4. Return of Confidential Information. On Gamecan’s request, given at least in a form reproducible in writing, the Beta Tester will immediately (a) return to Gamecan all Confidential Information (and any copies of it) in the Beta Tester’s control or possession; (b) delete and destroy all Confidential Information from any computer or data storage system into which it was entered; and (c) if required by Gamecan at any time, certify in writing that the provisions of paragraphs (a) and (b) above have been complied with.

5. Contractual penalties and damages. Upon each individual breach of this Agreement by the Beta Tester, the Beta Tester shall pay to Gamecan, upon its request, a contractual penalty of EUR 25,000.00 within 10 days as of making of such request by Gamecan. Each contractual penalty set forth in this Agreement operates as a measure for achieving the performance and not as a substitute for the performance of the Agreement. Therefore, the payment of any penalty set forth herein shall not release the Beta Tester from the obligation to perform the relevant obligations set forth in the Agreement. The obligation to pay penalty exists regardless of the actual damage caused by the relevant breach. Before Gamecan becomes entitled to claim a penalty hereunder, the Beta Tester must be given a reasonable term (being not more than 14 days) to cure the respective breach and its negative consequences. In case the breach and its negative consequences are not cured entirely during the described cure period or the breach is not curable, Gamecan will become entitled to claim the penalty hereunder. Gamecan loses its right to claim contractual penalty if it fails to notify the Beta Tester of its intention to claim the penalty within 12 months after Gamecan becomes aware of the respective breach. In case the Beta Tester breaches this Agreement, Gamecan is entitled to claim, in addition to the contractual penalty, compensation for any damages (including direct patrimonial damage and loss of profit) caused by the breach to the extent not covered by the contractual penalty and/or use any other remedies available under law.
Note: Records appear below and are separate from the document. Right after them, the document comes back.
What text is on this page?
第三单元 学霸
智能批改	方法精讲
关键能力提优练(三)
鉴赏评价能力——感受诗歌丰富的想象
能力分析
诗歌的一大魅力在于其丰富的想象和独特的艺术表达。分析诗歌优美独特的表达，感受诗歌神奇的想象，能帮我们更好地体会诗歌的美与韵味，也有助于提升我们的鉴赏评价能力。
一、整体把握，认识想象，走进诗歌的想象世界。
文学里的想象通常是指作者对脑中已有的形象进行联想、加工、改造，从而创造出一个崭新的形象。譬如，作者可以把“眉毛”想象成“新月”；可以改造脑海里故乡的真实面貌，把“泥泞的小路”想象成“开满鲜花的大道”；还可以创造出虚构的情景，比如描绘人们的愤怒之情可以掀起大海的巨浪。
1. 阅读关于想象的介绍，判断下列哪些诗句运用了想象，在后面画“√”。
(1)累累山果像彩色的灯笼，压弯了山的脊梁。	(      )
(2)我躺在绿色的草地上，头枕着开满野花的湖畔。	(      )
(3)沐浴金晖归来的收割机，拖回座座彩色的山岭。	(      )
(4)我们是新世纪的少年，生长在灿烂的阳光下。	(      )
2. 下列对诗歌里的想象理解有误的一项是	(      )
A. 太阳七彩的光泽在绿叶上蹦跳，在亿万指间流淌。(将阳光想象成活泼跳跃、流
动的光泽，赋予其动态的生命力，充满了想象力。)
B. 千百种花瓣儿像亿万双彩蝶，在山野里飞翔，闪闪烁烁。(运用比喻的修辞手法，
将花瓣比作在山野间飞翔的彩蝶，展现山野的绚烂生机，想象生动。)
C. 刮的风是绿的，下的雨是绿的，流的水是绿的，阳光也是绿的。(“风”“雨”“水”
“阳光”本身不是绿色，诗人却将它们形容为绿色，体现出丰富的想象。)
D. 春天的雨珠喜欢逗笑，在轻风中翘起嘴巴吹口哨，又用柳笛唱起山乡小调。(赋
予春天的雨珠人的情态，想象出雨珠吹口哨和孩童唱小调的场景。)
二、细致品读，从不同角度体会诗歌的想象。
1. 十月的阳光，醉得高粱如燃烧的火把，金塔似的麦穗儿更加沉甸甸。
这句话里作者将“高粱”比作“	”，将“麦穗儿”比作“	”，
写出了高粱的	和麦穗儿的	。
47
6. Term of obligation and termination. This Agreement shall commence on the earlier of either the Effective Date or the date of first disclosure of any Confidential Information to the Beta Tester and remain in effect for a period of
10 years as of the Effective Date. For the sake of clarity, the Confidential Information shall be subject to confidentiality obligations of the Beta Tester set forth herein throughout the term of this Agreement. Gamecan may at any time unilaterally terminate this Agreement by notifying the Beta Tester thereof at least in form reproducible in writing.

7. Notices. All notices and other communications made or to be made under this Agreement shall be made in English in writing or in a form reproducible in writing (unless a written form is explicitly required hereunder).

8. Expenses. Each Party shall bear its own costs and expenses (including legal fees and expenses) incurred in connection with this Agreement.

9. Entire agreement and severability. This Agreement constitute the full and entire understanding and agreement between the Parties regarding the subjects hereof and supersedes any agreement or understanding between the Parties prior to signing of this Agreement. If any provision of this Agreement is held to be invalid or unenforceable, all other provisions will remain in full force and effect and will not in any way be impaired. The Parties agree to replace the invalid or unenforceable provision by a valid or enforceable provision, which shall best reflect the Parties’ original intention and shall to the maximum extent possible achieve the same economic result.

10. Governing law and dispute resolution. This Agreement shall be governed by and construed in accordance with the laws of the Republic of Estonia, excluding the conflict of laws rule. Any disputes resulting from this Agreement will be re solved in the Pärnu County Court Pärnu Court House in Estonia as the court of first instance.